"A Contract With God" is a 1978 graphic novel by legendary comics creator Will Eisner, and is often considered to be the first work to be a true "graphic novel". First published in 1978, the graphic novel has been updated with additional artwork and prefaces several times since then. Although much of Eisner's early work was fantastical "comic book stories", "A Contract With God" is a socially realistic work, detailing life in the tenements that Eisner was raised in, in The Bronx, as the child of Jewish immigrants. He says of the stories: "Some are true. Some could be true."

The book uses black and white line art and words to tell stories, with a layout less reliant on panels than most comic books. There are four interrelated stories, all taking place in a single tenement building. The first story, "A Contract With God", tells the story of a devout Jewish man, who, after the death of his adopted daughter, feels he has been betrayed by God, and becomes a secular real estate developer. The second story involves an "alley singer" who has brief dreams of escaping poverty. The third story is about a violent and sexually predatory building superintendent, and the fourth tells the story of upwardly mobile Jews going on vacation in a resort. The linking between the stories is mostly a matter of theme and place, than of sharing characters.

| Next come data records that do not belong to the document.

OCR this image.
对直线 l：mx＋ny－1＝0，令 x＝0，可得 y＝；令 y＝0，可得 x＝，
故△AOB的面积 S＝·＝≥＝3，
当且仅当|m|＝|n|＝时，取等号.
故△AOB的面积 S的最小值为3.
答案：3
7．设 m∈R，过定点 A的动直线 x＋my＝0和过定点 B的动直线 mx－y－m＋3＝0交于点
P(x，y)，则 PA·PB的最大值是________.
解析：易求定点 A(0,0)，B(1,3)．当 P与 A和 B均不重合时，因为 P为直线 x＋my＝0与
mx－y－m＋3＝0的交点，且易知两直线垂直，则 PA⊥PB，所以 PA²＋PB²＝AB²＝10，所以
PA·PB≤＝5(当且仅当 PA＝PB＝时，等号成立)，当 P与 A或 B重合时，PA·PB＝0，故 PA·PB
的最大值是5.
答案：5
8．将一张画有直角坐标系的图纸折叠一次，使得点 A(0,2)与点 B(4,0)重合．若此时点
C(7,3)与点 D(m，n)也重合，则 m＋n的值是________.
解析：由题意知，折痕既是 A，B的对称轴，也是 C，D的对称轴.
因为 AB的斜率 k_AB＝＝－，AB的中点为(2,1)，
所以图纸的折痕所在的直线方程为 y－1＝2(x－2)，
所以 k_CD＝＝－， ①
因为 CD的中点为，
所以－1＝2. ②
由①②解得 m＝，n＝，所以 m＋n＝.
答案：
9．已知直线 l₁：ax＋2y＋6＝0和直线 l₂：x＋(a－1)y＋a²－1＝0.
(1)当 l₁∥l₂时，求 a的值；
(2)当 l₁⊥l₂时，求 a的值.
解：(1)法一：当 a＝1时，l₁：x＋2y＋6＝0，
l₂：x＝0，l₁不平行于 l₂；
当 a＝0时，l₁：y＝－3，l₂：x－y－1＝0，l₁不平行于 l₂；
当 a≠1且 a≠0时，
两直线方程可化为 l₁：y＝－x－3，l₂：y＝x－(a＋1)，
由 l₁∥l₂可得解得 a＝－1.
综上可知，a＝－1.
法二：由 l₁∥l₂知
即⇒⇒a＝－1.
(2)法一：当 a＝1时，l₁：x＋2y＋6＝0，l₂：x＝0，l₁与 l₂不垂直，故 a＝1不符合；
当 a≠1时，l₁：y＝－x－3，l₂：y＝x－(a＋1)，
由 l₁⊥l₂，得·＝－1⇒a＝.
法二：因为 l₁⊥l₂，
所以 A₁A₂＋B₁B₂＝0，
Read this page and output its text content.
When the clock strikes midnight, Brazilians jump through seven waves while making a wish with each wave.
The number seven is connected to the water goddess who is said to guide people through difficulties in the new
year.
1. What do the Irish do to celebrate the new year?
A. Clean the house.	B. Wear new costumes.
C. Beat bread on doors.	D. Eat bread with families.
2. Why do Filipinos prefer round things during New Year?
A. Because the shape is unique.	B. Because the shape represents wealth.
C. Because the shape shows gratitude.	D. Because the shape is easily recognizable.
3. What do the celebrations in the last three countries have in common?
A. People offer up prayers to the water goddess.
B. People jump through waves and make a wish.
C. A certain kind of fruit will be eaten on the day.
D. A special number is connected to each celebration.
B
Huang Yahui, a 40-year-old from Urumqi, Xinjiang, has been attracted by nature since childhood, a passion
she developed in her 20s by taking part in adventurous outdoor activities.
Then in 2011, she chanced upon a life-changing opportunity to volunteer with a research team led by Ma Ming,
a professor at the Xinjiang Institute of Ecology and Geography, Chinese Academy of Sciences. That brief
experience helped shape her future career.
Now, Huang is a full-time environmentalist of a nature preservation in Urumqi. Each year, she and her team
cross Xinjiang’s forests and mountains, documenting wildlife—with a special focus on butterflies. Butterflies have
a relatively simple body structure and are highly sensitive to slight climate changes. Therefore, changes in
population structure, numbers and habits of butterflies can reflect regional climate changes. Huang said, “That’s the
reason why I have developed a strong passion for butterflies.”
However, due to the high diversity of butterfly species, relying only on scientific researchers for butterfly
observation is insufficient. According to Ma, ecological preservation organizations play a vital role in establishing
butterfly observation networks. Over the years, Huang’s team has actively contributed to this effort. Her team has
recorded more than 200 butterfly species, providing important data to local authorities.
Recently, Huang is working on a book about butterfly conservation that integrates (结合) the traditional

It is hard to give a summary of a work like this, in part because it was so original that it has to be read to be understood. There are some contradictory aspects in it: despite being "more serious" than most super-hero comics, the art is looser and more "cartoony", being somewhere between the art style of mainstream super-hero comics and cartoon strips. The first (and most important) story has external narration, in the others, the reader must understand through dialog. Although the stories are socially realistic, portraying the struggles of the poor, they are dramaticized, sometimes melodramaticized, with unlikely events occuring throughout the story. The art style is crude in more ways than one, with some episodes becoming quite grotesque and sexual (although not in a titillating way, for the most part). Given Eisner's stature, the unorthodox choices in storytelling and art are obviously exactly that: choices.

What the reader will get out of this depends on the reader. The documentation of life in the early 20th century will obviously be of interest to many, as will the immigrant experience and Jewish life. For a historian of comics, any work by Eisner is of interest, and especially one that invented the "graphic novel". I personally liked this work, although I admit I perhaps have not digested all of it yet.